Network requirements make IP video a headache. In fact, network cameras are no longer simply about product capability, but about service. Therefore, how to offer effective service will be a key factor to gain market share in this segment, rather than resolution and price. Service should cover not only maintenance but also after-sales service. This includes the ability to respond quickly to market demands, refine products, interface with standards and so on.
Sunell takes a proactive approach toward technology breakthroughs, aiming to be a leader. We devote 40 percent of its 90 R&D staff to the IP field.
To better serve our customers, we enhance product quality and lower service costs.
The Sunell megapixel PTZ speed dome features the latest technologies, utilizing a Sony megapixel CCD. Sony's image sensors are regarded as the benchmark for CCDs. Sunell worked close with Sony to best integrate its CCD into our cameras. This is not as simple as putting an analogue CCD in an IP module, then placing it into a PTZ housing.
Designed from the ground up with just one PCB for all in-house technology design, the megapixel speed dome emphasizes quality. Sunell's development roadmap is packed with innovation, using newer CMOS technology from Sony, the world's undisputed leader. Other cameras are in production, including 2-megapixel and 5-megapixel PTZ cameras.

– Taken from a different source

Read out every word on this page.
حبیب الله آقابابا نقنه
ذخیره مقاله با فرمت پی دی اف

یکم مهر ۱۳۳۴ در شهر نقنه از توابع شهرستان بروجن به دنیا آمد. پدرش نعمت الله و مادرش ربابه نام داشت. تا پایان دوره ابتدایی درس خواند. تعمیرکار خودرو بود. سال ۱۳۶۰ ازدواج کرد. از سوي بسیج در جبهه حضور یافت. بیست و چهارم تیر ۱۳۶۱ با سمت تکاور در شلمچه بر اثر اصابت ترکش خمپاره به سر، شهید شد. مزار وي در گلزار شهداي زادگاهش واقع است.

Enhancement and Compatibility
Sunell invests greatly to enhance product stability for both software and hardware. We have a series of rigid testing procedure, such as aging, pressure and actual environment testing. This reduces equipment malfunction rates, even when cameras operate 24/7. Furthermore, we follow IP standardization and uniformity. We believe that following industry standards is the way to save our customers money, such as maintenance fees.
With more standards issued by the Open Network Video Interface Forum (ONVIF), the Physical Security Interoperability Alliance (PSIA) and the HDcctv Alliance, we foresee IP standardization in the near future. As a member of ONVIF and a would-be member of PSIA, our network camera supports both standards' protocols. This includes RTSP, RTP, RTCP, HTTP and SOAP, enabling greater compatibilities with surveillance software.
Technology steps should always be taken in moderation. Sunell has a reserved but pragmatic approach to not run before you can walk. With more than two years invested in IP technology, we look forward to a bright and productive future in the network camera market.